Ты завесу у входа откинь и на отдых к огню
Пригласи меня, брат мой любимый!
Постепенно селение затихает, закутываются в пепел угли костра, и остается лишь темный полет ночи над вершинами леса, над горами, над реками и озерами.
— Умеешь стрелять из автомата?
— Нет.
— Из карабина?
— Немного. У моего брата Танто было ружье, которое называлось винчестер. Брат давал мне стрелять.
— Винчестер? Я даже не видел таких. Музейное старье, — сказал Лёнька. — Надо научиться из автомата.
Он подошел к стене, где на деревянных колышках висели два карабина и автомат — из тех, что отбили у немцев на берегу Ниды, — и снял карабин.
— Возьми вот этот. Автомат я тебе сейчас не могу дать. У нас плохо с оружием. Попытайся добыть себе сам в бою.
— Спасибо, пан Лёнька.
Станислав принял карабин и погладил вороненый ствол ладонью.
— Если хороший глаз и твердая рука, из него можно уложить человека за километр. Да, я забыл про запасные обоймы.
Он взял со стола коричневый парусиновый подсумок и передал его Станиславу.
— Здесь десять обойм. Завтра тебя кто-нибудь потренирует, научит разбираться что к чему. Пусть лучше Януш Големба — он отличный стрелок. А сейчас иди спи.
○
Станислав вышел из землянки, прижимая карабин к груди.
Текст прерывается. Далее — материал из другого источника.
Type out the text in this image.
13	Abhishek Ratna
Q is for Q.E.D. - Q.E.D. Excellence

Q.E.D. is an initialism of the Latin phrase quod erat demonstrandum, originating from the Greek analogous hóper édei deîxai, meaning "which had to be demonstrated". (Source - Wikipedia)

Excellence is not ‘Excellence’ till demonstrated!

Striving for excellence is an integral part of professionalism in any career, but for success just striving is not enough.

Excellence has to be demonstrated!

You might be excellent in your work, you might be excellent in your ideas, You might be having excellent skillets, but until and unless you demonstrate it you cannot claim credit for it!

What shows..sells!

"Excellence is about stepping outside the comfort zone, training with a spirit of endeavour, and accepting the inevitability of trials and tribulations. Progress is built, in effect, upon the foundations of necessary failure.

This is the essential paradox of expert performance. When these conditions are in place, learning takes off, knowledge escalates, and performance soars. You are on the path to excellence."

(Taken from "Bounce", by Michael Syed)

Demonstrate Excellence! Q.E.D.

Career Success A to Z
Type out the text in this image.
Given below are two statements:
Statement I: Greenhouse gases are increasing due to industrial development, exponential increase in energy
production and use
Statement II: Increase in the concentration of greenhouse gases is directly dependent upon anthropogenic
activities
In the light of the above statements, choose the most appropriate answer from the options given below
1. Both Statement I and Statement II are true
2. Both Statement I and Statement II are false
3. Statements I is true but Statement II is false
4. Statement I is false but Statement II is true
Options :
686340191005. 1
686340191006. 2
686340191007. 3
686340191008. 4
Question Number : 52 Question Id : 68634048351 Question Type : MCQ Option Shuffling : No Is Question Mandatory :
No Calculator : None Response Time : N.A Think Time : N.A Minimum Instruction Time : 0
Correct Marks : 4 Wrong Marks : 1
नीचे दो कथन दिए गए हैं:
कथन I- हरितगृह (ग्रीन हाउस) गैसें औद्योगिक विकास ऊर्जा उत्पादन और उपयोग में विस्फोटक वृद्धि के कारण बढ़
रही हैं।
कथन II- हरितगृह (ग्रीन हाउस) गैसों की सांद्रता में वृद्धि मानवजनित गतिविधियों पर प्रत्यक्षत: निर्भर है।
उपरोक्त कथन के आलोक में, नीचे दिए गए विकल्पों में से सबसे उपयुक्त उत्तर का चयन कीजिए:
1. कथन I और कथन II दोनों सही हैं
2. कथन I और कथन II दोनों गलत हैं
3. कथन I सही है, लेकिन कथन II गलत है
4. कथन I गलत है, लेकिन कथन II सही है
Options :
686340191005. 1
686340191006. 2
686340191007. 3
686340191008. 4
Он был великаном, подобным великану Айдахо из рассказов Овасеса. Он чувствовал себя так, как чувствовал два года назад, после Тану-Тукау — обряда посвящения. Тогда впервые в жизни он получил из рук отца настоящий боевой лук и колчан со стрелами. Он стал в тот год воином, и впереди его ждали охоты и подвиги, и он получил право украшать свой головной убор — крау — перьями Совы и Орла. Он не помнил себя от счастья, хотя и держался спокойно. Теперь у него в руках оружие белых. И какое оружие! Пять смертей сидело в плоской черной коробке под стволом, которую Лёнька назвал магазином. И еще пятьдесят смертей лежало в подсумке. Хоу! Теперь он может разговаривать со швабами на одном языке.
В рассветном тумане стыли деревья. Роса холодными брызгами кропила лицо. Чаща! Если бы не война, можно было подумать, что он в родных лесах Макензи. О Великий Дух, дай силы на этой тропе и помоги возвратиться в страну отцов!
Он долго шел, не разбирая дороги, перешагивая через упавшие стволы, углубляясь в лес. И когда голова стала спокойной и глаза снова увидели тени и свет утренних сумерек, он остановился. Карабин холодной тяжестью лежал на ладонях. Он поднял его над головой.
— О Маниту, великий и сильный! Ты сильнее, чем Канага, Дух Тьмы. Ты дал мне жизнь, ты можешь отнять ее у меня. Прошу, не делай этого здесь, на чужой земле. Мне нужна моя жизнь, чтобы отомстить. За муки моей матери Та-ва. За удары, которые я получал от швабов и следы которых ношу на себе. За то, что меня осквернили руки белых, прикоснувшись к моему телу. За горе и слезы, которые они сеют на этой земле. Я — свободный шауни и умру свободным! Так учил меня мой отец Высокий Орел. Так учил Дикий Зверь Овасес. О Маниту, тингав-сусима. Помоги победить!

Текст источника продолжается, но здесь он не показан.